Puis elle a grandi. Jeune adolescente, son envie de contester était grande, son audace timide. Sa mère l'agaçait, mais il fallait bien avouer qu'elle avait souvent raison. Ni l'une ni l'autre ne s'opposait vraiment à leurs désirs respectifs. C'était bien parfois un peu pesant, mais tellement confortable. Elle avait bien vu ses frères et soeurs aller à la castagne, mais qu'en avaient-ils retiré d'autre que des frustrations? Des punitions, des opprobres... Elle ne combattait pas, ou plutôt réservait ses désaccords à des pages d'écriture, un journal, des vers, à tous ces pis-aller à la parole, qui nourrissaient néanmoins son besoin inextinguible d'exprimer et donnaient à son âme l'occasion d'exister dans le clair-obscur de sa jeune vie.
Un peu plus tard, les contrôles, les goûts, les envies, les humeurs, les comportements, tout chez sa mère l'agaçait. Elle ne l'affrontait pas directement, c'était une époque où l'on n'allait pas, ou peu, à l'échange frontal. Elle vivait sa propre vie, entre amis, livres et pages blanches, une vie qu'elle ne laissait pas soupçonner à sa famille. Elle construisait son propre monde, à mille lieues, pensait-elle, des diktats et principes maternels.
Puis, devenant mère à son tour, elle écoutait quelques conseils pratiques de sa mère mais se disait qu'elle serait, elle, une mère bien différente, qu'elle donnerait à son enfant toutes les chances qu'elle n'avaient pas eues. Son écoute serait autre, ses valeurs éloignées de celles qu'elle avait reçues, elle ne ferait pas les mêmes erreurs. Et puis, c'était une autre époque, les principes avaient vieillis, les moeurs aussi.

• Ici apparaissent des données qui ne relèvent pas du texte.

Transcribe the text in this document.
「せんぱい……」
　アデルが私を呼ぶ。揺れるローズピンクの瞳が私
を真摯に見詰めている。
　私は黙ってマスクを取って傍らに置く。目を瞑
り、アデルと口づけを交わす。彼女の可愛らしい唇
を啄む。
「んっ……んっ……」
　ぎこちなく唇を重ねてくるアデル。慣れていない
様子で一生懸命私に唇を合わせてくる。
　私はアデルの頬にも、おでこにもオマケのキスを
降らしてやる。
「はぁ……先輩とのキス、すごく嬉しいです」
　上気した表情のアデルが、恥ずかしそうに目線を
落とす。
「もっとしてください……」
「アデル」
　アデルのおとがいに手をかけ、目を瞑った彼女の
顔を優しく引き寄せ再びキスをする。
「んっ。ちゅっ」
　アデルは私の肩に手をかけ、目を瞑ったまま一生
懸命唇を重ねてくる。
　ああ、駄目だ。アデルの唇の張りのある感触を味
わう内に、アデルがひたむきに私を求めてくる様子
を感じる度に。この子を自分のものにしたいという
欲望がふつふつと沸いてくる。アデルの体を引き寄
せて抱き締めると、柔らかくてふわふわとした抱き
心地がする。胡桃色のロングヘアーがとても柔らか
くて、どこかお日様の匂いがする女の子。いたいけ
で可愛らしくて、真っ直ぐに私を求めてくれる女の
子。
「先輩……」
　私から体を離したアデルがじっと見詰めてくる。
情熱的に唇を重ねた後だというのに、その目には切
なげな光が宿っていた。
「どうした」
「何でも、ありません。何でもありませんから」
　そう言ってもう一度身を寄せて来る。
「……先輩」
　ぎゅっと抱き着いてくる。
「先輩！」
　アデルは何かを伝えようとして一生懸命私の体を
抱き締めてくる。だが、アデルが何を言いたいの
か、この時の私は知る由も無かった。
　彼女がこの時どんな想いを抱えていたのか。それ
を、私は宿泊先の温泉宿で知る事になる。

Françoise Dolto était passée par là, son enfant ne serait pas une chose que l'on dresse vaille que vaille mais une personne à part entière.

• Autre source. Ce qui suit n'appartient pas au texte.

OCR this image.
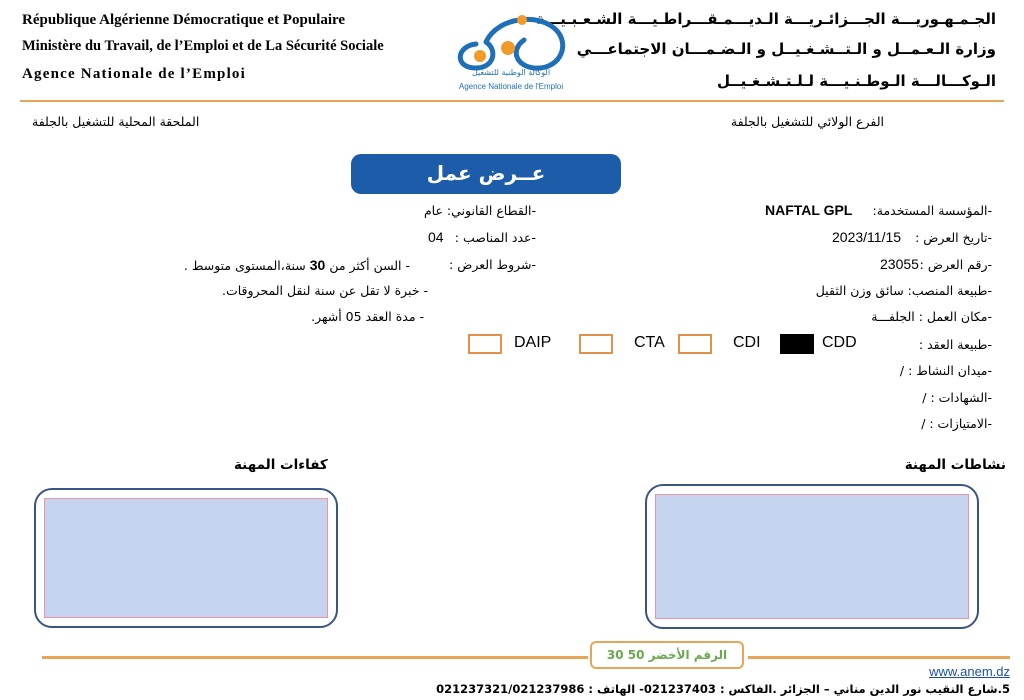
République Algérienne Démocratique et Populaire
Ministère du Travail, de l’Emploi et de La Sécurité Sociale
Agence Nationale de l’Emploi
الجـمـهـوريـــة الجـــزائـريـــة الـديـــمـقـــراطـيـــة الشـعـبـيـــة
وزارة الـعـمــل و الـتــشـغـيــل و الـضـمـــان الاجتماعـــي
الـوكـــالـــة الـوطـنـيـــة لـلـتـشـغـيــل
الوكالة الوطنية للتشغيل
Agence Nationale de l'Emploi
الملحقة المحلية للتشغيل بالجلفة	الفرع الولائي للتشغيل بالجلفة
عــرض عمل
-المؤسسة المستخدمة:
NAFTAL GPL
-تاريخ العرض :
2023/11/15
-رقم العرض :
23055
-طبيعة المنصب: سائق وزن الثقيل
-مكان العمل : الجلفـــة
-طبيعة العقد :
-ميدان النشاط : /
-الشهادات : /
-الامتيازات : /
-القطاع القانوني: عام
-عدد المناصب :
04
-شروط العرض :
- السن أكثر من 30 سنة،المستوى متوسط .
- خبرة لا تقل عن سنة لنقل المحروقات.
- مدة العقد 05 أشهر.
CDD
CDI
CTA
DAIP
نشاطات المهنة
كفاءات المهنة
الرقم الأخضر 50 30
www.anem.dz
5.شارع النقيب نور الدين مناني – الجزائر .الفاكس : 021237403- الهاتف : 021237321/021237986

Son enfant, ses enfants ont grandi, la vie a planté ses petits et grands chaos sur son chemin et les leurs. Sa parole avait été baillonnée, leurs langues étaient déliées, leurs jugements adolescents implacables, elle avait fait de son mieux, que s'était-il passé?
Dans les tumultes de sa vie, des livres ont semé de petits cailloux qui ont changé son regard, tout n'est pas aussi lisse que sa mère semblait le montrer, elle a cherché à comprendre, s'est fait aider par ceux qui savent, les professionnels, les guides, les sages. Dans une pièce à deux miroirs qui se font face, si elle ne voit pas encore de cheveux blancs, elle peut se voir au premier plan, et derrière une infinité d'elle-même, de plus en plus indistincts. C'est là qu'elle cherche. Si la silhouette est différente, elle voit des traits communs avec sa mère, quelque chose d'imperceptible et dérangeant, quelque chose d'identique.
Alors, elle voit qu'elle n'a pas hérité que de ses yeux. Les mémoires de sa mère, ses envies, ses principes, ses comportements ont insensiblement déteint sur elle. Elle en a fait autre chose bien sûr, mais finalement est-ce si différent? En creusant dans ses propres blessures, elle a trouvé aussi celles de sa mère, et cette connaissance-là lui révèle l'indulgence.
Après les tempêtes, après les silences, après les désordres, vient la paix avec celle qui lui a offert la vie. Et cette vie qui s'agite en elle et au-dehors, elle s'extirpe de ce vieux corps fatigué. Elle va partir, elle se disent leur amour, elle part, Maman, la voilà tout à coup orpheline.
Un jour viendra...elle aussi...ses enfants sont adultes, ils jugent encore souvent, ce n'est pas grave, eux aussi comprendront, un jour, peut-être, ou pas. Dans son lit, le soir, elle se dit que l'amour qu'elle leur porte, cet amour entier et maladroit, est son bien et son cadeau le plus précieux. Comme sa mère avant elle.